At five o’clock we saddled up and headed down the Lower Canyon Trail around to complete a seven mile loop. We were very impressed with the deep canyons and beautiful colors. Every bend in the trail gave you a new view and Ralph declared it “pretty cool.” The only wildlife we saw was a horned lizard who was still in the trail when we returned 3 hours later. The trail crossed water (but many were dry) many times. We were back at camp with the temperatures finally cooling off at 8pm. We unsaddled and Ralph fed the horses while I went in and started a spaghetti dinner. We both got showers and were in bed at 10 o’clock.
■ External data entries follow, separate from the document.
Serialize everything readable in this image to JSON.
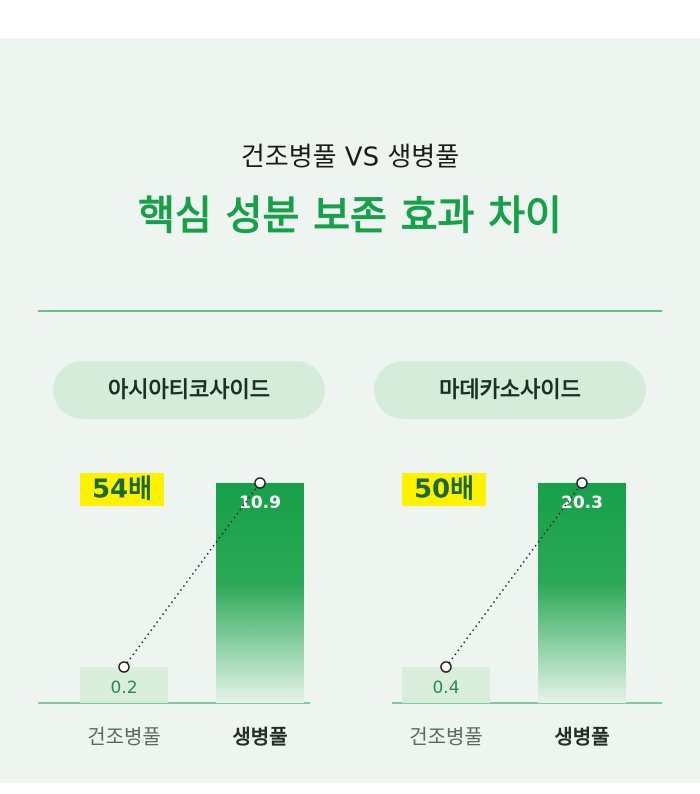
{
  "header": {
    "subtitle": "건조병풀 VS 생병풀",
    "title": "핵심 성분 보존 효과 차이"
  },
  "chart_data": [
    {
      "type": "bar",
      "title": "아시아티코사이드",
      "categories": [
        "건조병풀",
        "생병풀"
      ],
      "values": [
        0.2,
        10.9
      ],
      "annotation": "54배",
      "colors": [
        "#d4ecd9",
        "#17a04a"
      ]
    },
    {
      "type": "bar",
      "title": "마데카소사이드",
      "categories": [
        "건조병풀",
        "생병풀"
      ],
      "values": [
        0.4,
        20.3
      ],
      "annotation": "50배",
      "colors": [
        "#d4ecd9",
        "#17a04a"
      ]
    }
  ]
}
May 31, 2007   The last of Texas: The Canyons

Caprock Canyon State Park seems to be a hidden treasure of the Panhandle of Texas. Also home to the official Texas Bison herd, it is full of beautiful landscapes of red, orange and yellow. This year, with the abundance of rain, there was the added bonus of colorful wildflowers against the sea of green and the very blue endless Texas sky.

               

From Caprock we drove to Canyon, TX and Palo Duro State Park. Palo Duro is much more popular but only do to advertising, I’m sure. It has gift shops and food which Caprock did not. We stopped inside the Park at a restaurant and gift shop, bought hamburgers and state patches. (We have plans to plaster some jean jackets.) Then we drove down the canyon to the trailhead of the Lighthouse Trail. This trail is said to be 2.2 miles long until you get on it and then it notifies you that you have three miles to go. We were in the saddle at 2:30 and returned to the trailer at 4:30. It was 70 degrees at 11 and only reached 80 so it was a great day to be out on a canyon trail. I put Jur in his boots (hiking boots) and he did great as did Silver Girl without. Gizmo got pretty hot and kept stopping in any shade he could find. Only one water crossing had water in it and that was close to 3 miles out. When we got back to the trailer and gave the horses a hosing off, we each took a turn in the shower too. The drive out was a spectacular as the drive in and I tried to give you a feel for it with the shot with the rear of the trailer in it. At least this road was paved.

                 

Leaving Palo Duro, we went up to Amarillo and got on I-40W which is also Old Route 66 at that point. We were on the wrong side of the road to pull off and see the painted, buried Cadillacs but we did see them “in passing.” There is also a wind generator area. Several miles long, the generators numbered about 100. This is being talked of in Turkey, TX as well. The wind is a great source of energy in the Texas Plains. That and the sun. We were surprised that solar is not used extensively out there. Then we passed a cattle yard, claiming “Quality Beef.” I don’t know about that but the quantity was sure there! The cattle appeared to be standing on each other!

We crossed into New Mexico at 6pm their Mountain time. We pulled into a weigh station when it listed cattle haulers but they told us since we were hauling our own to go on. I then asked if they could tell us our weight. First they got us on the scale and then said it read 20,600 pounds! More than I want when I’m hauling up to 8000’ in the mountains!